Applications such as sailing yachts are to be contrasted with systems such as bridge roadway construction where tensioned bridge stays are continuous across the tops of the bridge tower, and require no anchoring fittings aloft, and are connected by anchoring members located at ground points at or near the roadway, where weight and bulkiness is of little or no concern. A known anchoring system for composite carbon-fiber reinforced bridge stays used in such an application is disclosed in U.S. Pat. No. 5,713,169. It includes an “anchor body” or frustum of potting resin that coaxially receives and is bonded to the bridge stay or composite tension member. The wall thickness of the cone of potting resin varies along the cone length, and is always greater than the composite tension member's radius. The cone wall thickness increases along the cone length in such a way as to preserve the strictly conical shape of the cone of resin, and reaches several times the tension member's radius at the back end of the cone of resin, that is, the end opposite to the point where the free length of the tension member enters the front end of the cone. The conical anchor body is slidably received in a steel casting or “anchor casing.” A “slide film,” in the form of a Teflon foil, or a deposit of a “separation agent”, is included for this purpose. The internal surface of the anchor casing must also be strictly conical in shape for this purpose, and the interface between the anchor body and the anchor casing must be free of any adhesive bond or mechanical keying such as threaded engagement at the interface.
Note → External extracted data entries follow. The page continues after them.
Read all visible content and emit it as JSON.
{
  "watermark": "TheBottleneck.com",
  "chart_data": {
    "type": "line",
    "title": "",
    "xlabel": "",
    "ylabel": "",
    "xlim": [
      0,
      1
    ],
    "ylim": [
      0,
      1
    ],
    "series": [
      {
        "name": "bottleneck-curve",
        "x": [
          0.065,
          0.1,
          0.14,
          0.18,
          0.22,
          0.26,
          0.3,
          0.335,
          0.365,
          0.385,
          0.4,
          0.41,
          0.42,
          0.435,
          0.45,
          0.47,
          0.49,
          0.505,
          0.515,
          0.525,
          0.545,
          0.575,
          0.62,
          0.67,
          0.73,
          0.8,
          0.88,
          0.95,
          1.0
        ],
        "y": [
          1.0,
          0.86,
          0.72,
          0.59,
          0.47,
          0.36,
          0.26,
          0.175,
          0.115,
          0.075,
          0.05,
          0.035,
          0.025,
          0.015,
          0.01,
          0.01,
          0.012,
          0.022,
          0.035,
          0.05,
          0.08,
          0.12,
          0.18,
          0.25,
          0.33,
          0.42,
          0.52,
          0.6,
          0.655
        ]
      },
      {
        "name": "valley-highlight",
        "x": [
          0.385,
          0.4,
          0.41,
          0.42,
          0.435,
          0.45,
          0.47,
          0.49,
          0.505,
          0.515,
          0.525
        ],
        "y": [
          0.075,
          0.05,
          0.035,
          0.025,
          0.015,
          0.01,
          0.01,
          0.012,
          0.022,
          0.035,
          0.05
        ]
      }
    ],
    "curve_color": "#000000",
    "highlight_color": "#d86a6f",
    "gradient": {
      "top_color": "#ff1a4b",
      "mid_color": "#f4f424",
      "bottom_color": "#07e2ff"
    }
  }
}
The ability of the anchor body to slide relative to the anchor casing is necessary to allow for the proper wedging action of the cone and captured compression.
Systems have been proposed for terminating fiber-reinforced tension members used in sailing yachts, but such systems relate primarily to tension members consisting of a wrapped plurality of rods, rather than to monolithic rod pultrudates as in the present invention, and furthermore are subject to constraints similar to those of the bridge stay terminating systems just discussed. U.S. Patent Application Pub. No. 20030010966 shows one such system that, like the system of U.S. Pat. No. 5,713,169 cited above, relies on slippage (paragraph 0067) and on captured compression within a frustum (paragraphs 0053, 0068). The fittings of such systems must be designed to withstand high hoop loads in the fitting (paragraph 0074). Moreover, to a large extent such systems rely on the bundling together of multiple small relatively flexible composite rods. When such rods enter a bulky fitting, the transition from relatively flexible small composite rods to relatively stiff fitting happens in an abrupt manner. This means when the rigging is slack (low tension) the fitting and rods will bend relative to one another, and wear and fatigue at the entrance to the terminal fitting will result in premature failure. (This also happens in conventional wire rigging between the cable and a swaged fitting. At a typical sailboat deck the rigging turnbuckle is located between the deck chain plate and the swage, and when the rigging is not under load the turnbuckle is free to rock back and forth in motion with the boat. This motion and the weight of the turnbuckle apply a bending load to the cables that exit the swage fitting and slightly bend them back and forth. Small bundled rods as in the patent application publication would not only bend but would also wear against each other at this exit location.)